O Governo tem os seus parceiros que apoiam a execução do programa de Governo, esta solução tem trazido estabilidade política ao país, julgo que a maioria do eleitorado está satisfeita com a solução, não há razão para a pôr em causa. Dito isto, a convergência na discussão sobre temas de fundo é absolutamente natural.
Nós, quando vivemos num edifício de apartamentos, temos reuniões de condomínio. Temos reuniões onde discutimos as obras que vamos fazer nas partes comuns, as alterações ao regulamento - isso interessa a todos, não se deve deixar ninguém de fora. Isso não quer dizer que vamos morar para a casa uns dos outros. E julgo que aqui estamos a retomar uma tradição saudável, as medidas com horizonte para além de uma legislatura devem ser discutidas num espaço mais alargado possível.
Vê que seja possível um entendimento entre partidos tão diferentes como PS, PSD, BE e PCP? E o CDS, já agora.
E o CDS, também. E os Verdes. Por exemplo na descentralização? Tem que haver um processo de discussão.
E houve com o PSD, sobre descentralização...
Não teve grande avanço. Uma questão como a organização do nível de decisão público tem que interessar a todos os partidos. Cada partido tem a sua perspetiva, mas o processo de discussão tem que ser abrangente. E é desejável que um partido com a implantação autárquica do PSD tenha uma palavra importante a dizer nisto.
Para já, Rui Rio aceitou os temas que o Governo tinha sobre a mesa. E o Governo aceita debater os temas propostos pelo PSD? Segurança Social e Justiça?
O dr Rui Rio, ele próprio, disse que não tem neste momento propostas a apresentar ao Governo. E, portanto, a única coisa que qualquer partido responsável e qualquer Governo tem que fazer é, na medida em que essas propostas venham a ser conhecidas, dispor-se para as analisar.

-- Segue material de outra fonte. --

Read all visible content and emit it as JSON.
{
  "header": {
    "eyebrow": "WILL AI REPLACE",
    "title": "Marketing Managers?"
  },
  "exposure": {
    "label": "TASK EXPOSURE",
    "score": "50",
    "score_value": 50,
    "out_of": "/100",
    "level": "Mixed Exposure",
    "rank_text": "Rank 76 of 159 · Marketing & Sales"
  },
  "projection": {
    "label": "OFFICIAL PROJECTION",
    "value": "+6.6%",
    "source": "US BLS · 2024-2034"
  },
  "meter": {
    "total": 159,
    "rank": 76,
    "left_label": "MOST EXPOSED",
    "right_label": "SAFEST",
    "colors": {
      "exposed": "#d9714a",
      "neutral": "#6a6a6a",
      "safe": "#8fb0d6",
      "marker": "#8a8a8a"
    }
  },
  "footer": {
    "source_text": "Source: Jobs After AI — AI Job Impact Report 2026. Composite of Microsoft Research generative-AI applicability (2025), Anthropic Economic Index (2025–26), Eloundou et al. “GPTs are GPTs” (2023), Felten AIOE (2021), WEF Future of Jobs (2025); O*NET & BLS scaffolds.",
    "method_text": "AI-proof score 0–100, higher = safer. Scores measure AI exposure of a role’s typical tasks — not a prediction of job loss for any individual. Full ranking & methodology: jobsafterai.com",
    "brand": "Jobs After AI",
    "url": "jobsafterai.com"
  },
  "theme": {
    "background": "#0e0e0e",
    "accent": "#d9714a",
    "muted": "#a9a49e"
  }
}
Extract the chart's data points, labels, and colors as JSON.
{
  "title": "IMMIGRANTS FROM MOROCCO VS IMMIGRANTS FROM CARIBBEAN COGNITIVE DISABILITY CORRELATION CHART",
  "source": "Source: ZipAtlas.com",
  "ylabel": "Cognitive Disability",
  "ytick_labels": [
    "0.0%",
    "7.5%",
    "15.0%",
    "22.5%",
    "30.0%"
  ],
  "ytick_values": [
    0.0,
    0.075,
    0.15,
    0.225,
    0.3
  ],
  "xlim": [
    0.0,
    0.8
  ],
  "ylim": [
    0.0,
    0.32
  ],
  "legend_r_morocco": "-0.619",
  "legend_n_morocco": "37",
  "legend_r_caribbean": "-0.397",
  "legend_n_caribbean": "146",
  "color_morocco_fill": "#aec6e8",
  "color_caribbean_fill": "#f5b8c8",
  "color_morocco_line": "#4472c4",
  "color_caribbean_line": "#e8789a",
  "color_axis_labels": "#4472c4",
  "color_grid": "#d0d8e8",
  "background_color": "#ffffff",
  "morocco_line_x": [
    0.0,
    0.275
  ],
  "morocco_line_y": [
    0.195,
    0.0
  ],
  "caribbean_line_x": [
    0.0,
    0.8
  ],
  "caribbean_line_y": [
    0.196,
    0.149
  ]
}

Mas é mais fácil discutir a Justiça ou um tema como a Segurança Social?
Qualquer partido de Governo tem que estar disponível para discutir qualquer questão que interesse ao destino coletivo. Tem que equacionar estas questões não apenas como uma coisa do momento, mas do nosso futuro.
Reviu-se no diagnóstico que Rui Rio traçou sobre a sustentabilidade da Segurança Social? De esta estar em risco no médio prazo?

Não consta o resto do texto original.